Cándida Vásquez es la menor de seis hijos en una familia clásica, de esas que hoy no abundan. El padre en el trabajo y la madre en la casa al cuidado de los niños.  

La medallista de oro de los Juegos Panamericanos en la categoría de los 48 kilogramos sorprendió a sus padres a los 16 años cuando decidió aprender un deporte y su elección fue el levantamiento de pesas. 

El padre, Eligio Vásquez, estaba ocupado en el mercado pues trabajaba de sol a sol para sacar a su familia a camino con un triciclo en el que cargaba víveres y verduras. Así que las decisiones de la casa recaían en la madre, Aida Hernández.

“Yo estaba negativa al principio. No me gusta que mis hijos estén en la calle”, fue la primera reacción de Aida. “La doña es la que sabe de la casa, yo solo voy al mercado”, se zapateó Eligio, siempre apegado al papel de proveedor del hogar. 

Lo de Cándida y la halterofilia fue amor a primera vista. La fortaleza en las piernas fue la clave para que la adolescente llamara la atención en el epicentro del levantamiento  de pesas en el país: el complejo deportivo de esta provincia, el mismo que dio a luz a las leyendas Wanda Rijo y Yudelquis Contreras y donde se han desarrollado figuras como Guillermina Candelario, María Carvajal y Beatriz Pirón, entre muchas otras. 

“Llegué el primer día y el entrenador Miguel Aponte me puso a hacer sentadillas. Hice 37 corridas y se sorprendieron”. Era el 13 de junio del 2009 y al año siguiente ya estaba viajando con la selección nacional. “En el 2011 me engancharon a la Policía Nacional para los Juegos Militares. Todo sucedió con rapidez”, exclamó.  

Doña Aida se tranquilizó pronto. “El entrenador, Miguel, vino a la casa en los días que ella comenzó a entrenar y me dijo que ella tenía futuro y que ellos la iban a cuidar.

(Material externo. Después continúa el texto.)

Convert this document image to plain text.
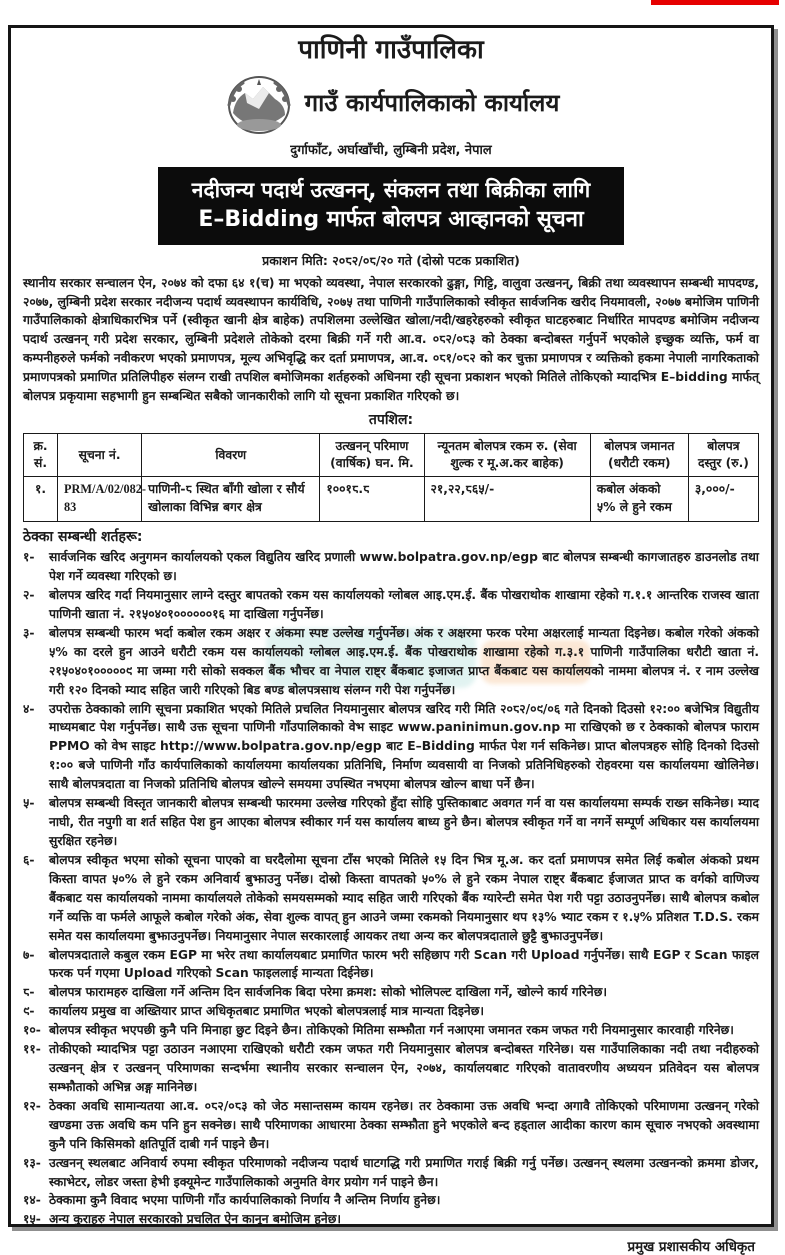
पाणिनी गाउँपालिका
गाउँ कार्यपालिकाको कार्यालय
दुर्गाफाँट, अर्घाखाँची, लुम्बिनी प्रदेश, नेपाल
नदीजन्य पदार्थ उत्खनन्, संकलन तथा बिक्रीका लागि
E–Bidding मार्फत बोलपत्र आव्हानको सूचना
प्रकाशन मिति: २०८२/०८/२० गते (दोस्रो पटक प्रकाशित)
स्थानीय सरकार सन्चालन ऐन, २०७४ को दफा ६४ १(च) मा भएको व्यवस्था, नेपाल सरकारको ढुङ्गा, गिट्टि, वालुवा उत्खनन्, बिक्री तथा व्यवस्थापन सम्बन्धी मापदण्ड, २०७७, लुम्बिनी प्रदेश सरकार नदीजन्य पदार्थ व्यवस्थापन कार्यविधि, २०७५ तथा पाणिनी गाउँपालिकाको स्वीकृत सार्वजनिक खरीद नियमावली, २०७७ बमोजिम पाणिनी गाउँपालिकाको क्षेत्राधिकारभित्र पर्ने (स्वीकृत खानी क्षेत्र बाहेक) तपशिलमा उल्लेखित खोला/नदी/खहरेहरुको स्वीकृत घाटहरुबाट निर्धारित मापदण्ड बमोजिम नदीजन्य पदार्थ उत्खनन् गरी प्रदेश सरकार, लुम्बिनी प्रदेशले तोकेको दरमा बिक्री गर्ने गरी आ.व. ०८२/०८३ को ठेक्का बन्दोबस्त गर्नुपर्ने भएकोले इच्छुक व्यक्ति, फर्म वा कम्पनीहरुले फर्मको नवीकरण भएको प्रमाणपत्र, मूल्य अभिवृद्धि कर दर्ता प्रमाणपत्र, आ.व. ०८१/०८२ को कर चुक्ता प्रमाणपत्र र व्यक्तिको हकमा नेपाली नागरिकताको प्रमाणपत्रको प्रमाणित प्रतिलिपीहरु संलग्न राखी तपशिल बमोजिमका शर्तहरुको अधिनमा रही सूचना प्रकाशन भएको मितिले तोकिएको म्यादभित्र E–bidding मार्फत् बोलपत्र प्रकृयामा सहभागी हुन सम्बन्धित सबैको जानकारीको लागि यो सूचना प्रकाशित गरिएको छ।
तपशिल:
क्र. सं.	सूचना नं.	विवरण	उत्खनन् परिमाण (वार्षिक) घन. मि.	न्यूनतम बोलपत्र रकम रु. (सेवा शुल्क र मू.अ.कर बाहेक)	बोलपत्र जमानत (धरौटी रकम)	बोलपत्र दस्तुर (रु.)
१.	PRM/A/02/082-83	पाणिनी-८ स्थित बाँगी खोला र सौर्य खोलाका विभिन्न बगर क्षेत्र	१००१८.८	२१,२२,८६५/-	कबोल अंकको ५% ले हुने रकम	३,०००/-
ठेक्का सम्बन्धी शर्तहरू:
१-	सार्वजनिक खरिद अनुगमन कार्यालयको एकल विद्युतिय खरिद प्रणाली www.bolpatra.gov.np/egp बाट बोलपत्र सम्बन्धी कागजातहरु डाउनलोड तथा पेश गर्ने व्यवस्था गरिएको छ।
२-	बोलपत्र खरिद गर्दा नियमानुसार लाग्ने दस्तुर बापतको रकम यस कार्यालयको ग्लोबल आइ.एम.ई. बैंक पोखराथोक शाखामा रहेको ग.१.१ आन्तरिक राजस्व खाता पाणिनी खाता नं. २१५०४०१००००००१६ मा दाखिला गर्नुपर्नेछ।
३-	बोलपत्र सम्बन्धी फारम भर्दा कबोल रकम अक्षर र अंकमा स्पष्ट उल्लेख गर्नुपर्नेछ। अंक र अक्षरमा फरक परेमा अक्षरलाई मान्यता दिइनेछ। कबोल गरेको अंकको ५% का दरले हुन आउने धरौटी रकम यस कार्यालयको ग्लोबल आइ.एम.ई. बैंक पोखराथोक शाखामा रहेको ग.३.१ पाणिनी गाउँपालिका धरौटी खाता नं. २१५०४०१०००००९ मा जम्मा गरी सोको सक्कल बैंक भौचर वा नेपाल राष्ट्र बैंकबाट इजाजत प्राप्त बैंकबाट यस कार्यालयको नाममा बोलपत्र नं. र नाम उल्लेख गरी १२० दिनको म्याद सहित जारी गरिएको बिड बण्ड बोलपत्रसाथ संलग्न गरी पेश गर्नुपर्नेछ।
४-	उपरोक्त ठेक्काको लागि सूचना प्रकाशित भएको मितिले प्रचलित नियमानुसार बोलपत्र खरिद गरी मिति २०८२/०९/०६ गते दिनको दिउसो १२:०० बजेभित्र विद्युतीय माध्यमबाट पेश गर्नुपर्नेछ। साथै उक्त सूचना पाणिनी गाँउपालिकाको वेभ साइट www.paninimun.gov.np मा राखिएको छ र ठेक्काको बोलपत्र फाराम PPMO को वेभ साइट http://www.bolpatra.gov.np/egp बाट E–Bidding मार्फत पेश गर्न सकिनेछ। प्राप्त बोलपत्रहरु सोहि दिनको दिउसो १:०० बजे पाणिनी गाँउ कार्यपालिकाको कार्यालयमा कार्यालयका प्रतिनिधि, निर्माण व्यवसायी वा निजको प्रतिनिधिहरुको रोहवरमा यस कार्यालयमा खोलिनेछ। साथै बोलपत्रदाता वा निजको प्रतिनिधि बोलपत्र खोल्ने समयमा उपस्थित नभएमा बोलपत्र खोल्न बाधा पर्ने छैन।
५-	बोलपत्र सम्बन्धी विस्तृत जानकारी बोलपत्र सम्बन्धी फारममा उल्लेख गरिएको हुँदा सोहि पुस्तिकाबाट अवगत गर्न वा यस कार्यालयमा सम्पर्क राख्न सकिनेछ। म्याद नाघी, रीत नपुगी वा शर्त सहित पेश हुन आएका बोलपत्र स्वीकार गर्न यस कार्यालय बाध्य हुने छैन। बोलपत्र स्वीकृत गर्ने वा नगर्ने सम्पूर्ण अधिकार यस कार्यालयमा सुरक्षित रहनेछ।
६-	बोलपत्र स्वीकृत भएमा सोको सूचना पाएको वा घरदैलोमा सूचना टाँस भएको मितिले १५ दिन भित्र मू.अ. कर दर्ता प्रमाणपत्र समेत लिई कबोल अंकको प्रथम किस्ता वापत ५०% ले हुने रकम अनिवार्य बुझाउनु पर्नेछ। दोस्रो किस्ता वापतको ५०% ले हुने रकम नेपाल राष्ट्र बैंकबाट ईजाजत प्राप्त क वर्गको वाणिज्य बैंकबाट यस कार्यालयको नाममा कार्यालयले तोकेको समयसम्मको म्याद सहित जारी गरिएको बैंक ग्यारेन्टी समेत पेश गरी पट्टा उठाउनुपर्नेछ। साथै बोलपत्र कबोल गर्ने व्यक्ति वा फर्मले आफूले कबोल गरेको अंक, सेवा शुल्क वापत् हुन आउने जम्मा रकमको नियमानुसार थप १३% भ्याट रकम र १.५% प्रतिशत T.D.S. रकम समेत यस कार्यालयमा बुझाउनुपर्नेछ। नियमानुसार नेपाल सरकारलाई आयकर तथा अन्य कर बोलपत्रदाताले छुट्टै बुझाउनुपर्नेछ।
७-	बोलपत्रदाताले कबुल रकम EGP मा भरेर तथा कार्यालयबाट प्रमाणित फारम भरी सहिछाप गरी Scan गरी Upload गर्नुपर्नेछ। साथै EGP र Scan फाइल फरक पर्न गएमा Upload गरिएको Scan फाइललाई मान्यता दिईनेछ।
८-	बोलपत्र फारामहरु दाखिला गर्ने अन्तिम दिन सार्वजनिक बिदा परेमा क्रमश: सोको भोलिपल्ट दाखिला गर्ने, खोल्ने कार्य गरिनेछ।
९-	कार्यालय प्रमुख वा अख्तियार प्राप्त अधिकृतबाट प्रमाणित भएको बोलपत्रलाई मात्र मान्यता दिइनेछ।
१०- बोलपत्र स्वीकृत भएपछी कुनै पनि मिनाहा छुट दिइने छैन। तोकिएको मितिमा सम्झौता गर्न नआएमा जमानत रकम जफत गरी नियमानुसार कारवाही गरिनेछ।
११- तोकीएको म्यादभित्र पट्टा उठाउन नआएमा राखिएको धरौटी रकम जफत गरी नियमानुसार बोलपत्र बन्दोबस्त गरिनेछ। यस गाउँपालिकाका नदी तथा नदीहरुको उत्खनन् क्षेत्र र उत्खनन् परिमाणका सन्दर्भमा स्थानीय सरकार सन्चालन ऐन, २०७४, कार्यालयबाट गरिएको वातावरणीय अध्ययन प्रतिवेदन यस बोलपत्र सम्झौताको अभिन्न अङ्ग मानिनेछ।
१२- ठेक्का अवधि सामान्यतया आ.व. ०८२/०८३ को जेठ मसान्तसम्म कायम रहनेछ। तर ठेक्कामा उक्त अवधि भन्दा अगावै तोकिएको परिमाणमा उत्खनन् गरेको खण्डमा उक्त अवधि कम पनि हुन सक्नेछ। साथै परिमाणका आधारमा ठेक्का सम्झौता हुने भएकोले बन्द हड्ताल आदीका कारण काम सूचारु नभएको अवस्थामा कुनै पनि किसिमको क्षतिपूर्ति दाबी गर्न पाइने छैन।
१३- उत्खनन् स्थलबाट अनिवार्य रुपमा स्वीकृत परिमाणको नदीजन्य पदार्थ घाटगद्धि गरी प्रमाणित गराई बिक्री गर्नु पर्नेछ। उत्खनन् स्थलमा उत्खनन्को क्रममा डोजर, स्काभेटर, लोडर जस्ता हेभी इक्यूमेन्ट गाउँपालिकाको अनुमति वेगर प्रयोग गर्न पाइने छैन।
१४- ठेक्कामा कुनै विवाद भएमा पाणिनी गाँउ कार्यपालिकाको निर्णाय नै अन्तिम निर्णाय हुनेछ।
१५- अन्य कुराहरु नेपाल सरकारको प्रचलित ऐन कानून बमोजिम हुनेछ।
प्रमुख प्रशासकीय अधिकृत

Ahí comencé a aceptar que ella saliera a los entrenamientos que eran de noche”, recordó. 

La distancia del complejo a su casa y la hora de los entrenamientos no amilanaron a Cándida, quien también ganó un oro en la modalidad de arranque de los Juegos Centroamericanos y del Caribe Veracruz 2014. “El complejo queda a más de dos kilómetros de mi casa materna y muchas veces tenía que regresar caminando por las noches”, relató. 
 
Río es la meta 
 
Cándida trabaja con el Campeonato Mundial en la mira. La cita es en Houston entre el 21 y el 29 de noviembre venidero. “Lo más próximo es el Mundial y luego los Juegos Olímpicos. Espero estar en ambos eventos, pero tengo que trabajar duro para estar en los Juegos Olímpicos que es el escenario en el que todos los atletas anhelamos  brillar”, expuso la monarca continental.
Cándida tiene 22 años y la competencia comienza internamente, ya que comparte categoría con la medallista de bronce de Toronto 2015, Beatriz Pirón. “Como país estamos muy fuertes, pero yo no compito con mis compañeras ni arriba ni debajo de la plataforma. Mi competencia es mi marca. Mis retos son las barras y los discos”, concluyó. 
 
Amor pesado  

 
En sus primeros entrenamientos, Cándida conoció a su esposo Vladimir, quien entonces era miembro de la preselección nacional, y como practicaban a la misma hora, pues el amor fluyó. “Me enamoró peleando. Siempre me cogía los hierros o hacía cosas para enfadarme”. Cada quien tiene su estilo. “Ya tenemos seis años juntos y nos complementamos muy bien”, agregó Vladimir. Mientras que  Cándida es la única atleta de su familia, su esposo tiene una herencia en esta disciplina ya que su padre, Angel Bernal, fue parte del equipo nacional.      
“Estoy fuera del levantamiento de pesas ahora, pero es algo que me sigue apasionando porque lo practiqué desde niño. Es el deporte que me llena y ahora lo vivo por vía de Cándida, y sus triunfos son míos”, manifestó Vladimir.

RÉCORD PANAMERICANO
181kilos
Impuso una marca para citas continentales por su total. Levantó 81 kilogramos en la modalidad de arranque y 100 en envión.